Better cultivation techniques and application of sci & tech
  • The farms can be indoors or outdoors (a greenhouse).
  • Suitable for vertical farming under greenhouse conditions and other modified structures.
  • Each hydroponic crop can be given a favourable and individual climatic condition through an automated temperature and humidity controlled greenhouse.
  • The farm can be managed remotely using the internet of things (IoT – schedule a fertigation session, actively monitor the plants remotely, automated humidity and temperature control, nutrient and input control, etc.).
  • The crop can use natural light or artificial lighting (day and night – 24/7 growth period).
Opportunities
  • Demand for chemical-free food is increasing with rising awareness among consumers.
  • The organic market in India at present is estimated to be $1.3 billion (about Rs 9,000 crore), expected to double by 2021.
  • Ministry of Agriculture has subsidy programme for hydroponics.

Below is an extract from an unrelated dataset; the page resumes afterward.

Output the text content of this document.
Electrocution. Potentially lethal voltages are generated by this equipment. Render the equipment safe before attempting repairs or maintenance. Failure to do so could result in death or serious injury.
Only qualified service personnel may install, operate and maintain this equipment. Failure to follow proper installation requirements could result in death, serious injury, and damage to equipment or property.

Disadvantages of Hydroponics

Capital-intensive
  • Though hydroponics is typically much cheaper over time, it does require a substantial upfront cost to establish any sort of larger system.
Needs uninterrupted power supply
  • Power failure can cause pumps and equipment to stop working.
Lack of awareness
  • Many people fear that hydroponics requires substantial know-how and research, when in fact, it’s very similar to traditional gardening.

Aquaponics

  • The method combines aquaculture — cultivating fish and other aquatic animals in tanks with organic inputs — with hydroponics, where plants are cultivated in water.

Source and Credits

  • The water from the fish tank is pumped onto the beds where plants grow.
  • While the fish excretions provide nutrients for the plants (hence no chemical fertilizers are needed), the clean water is recirculated back to the fish tank.
  • While the initial cost to set up the facility would be high, the recurring cost is low in aquaponics.
  • The difference between aquaponics and hydroponics is that synthetic fertilisers are used in hydroponics for providing nutrients to plants and hence cultivation of fish is not possible in hydroponics.

Aeroponics

  • Unlike in hydroponics, the roots of plants grown in an aeroponic system are suspended in the air and the spraying of water and nutrients leads to an oxygen-rich, misty environment.
  • Aeroponics has been implemented as an alternative to water intensive hydroponic systems worldwide.

Picture Credits

Advantage of aeroponics over hydroponics

  • Aeroponics can limit disease transmission since plant-to-plant contact is reduced.
  • The enhanced oxygen availability at the root zone leaves disease-causing pathogens dormant.
  • Improves uptake of minerals by plants and development of healthy root systems.
  • Helps in faster and better growth of plants with a plentiful supply of oxygen, water and nutrients.
  • Plants in a true aeroponic conditions have 100% access to the CO2 concentrations for photosynthesis.
  • This leads to a multi-fold increase in plant metabolism, which in turn results in a vast increase in production.
  • Any species of plants can be grown in a true aeroponic system because the microenvironment of an aeroponic can be finely controlled.
  • Aeroponically grown plants have high dry weight biomass (essential minerals).
  • According to NASA, aeroponically grown plants require ¼ the nutrient input compared to hydroponics.
  • Unlike hydroponically grown plants, aeroponically grown plants will not suffer transplant shock when transplanted to soil.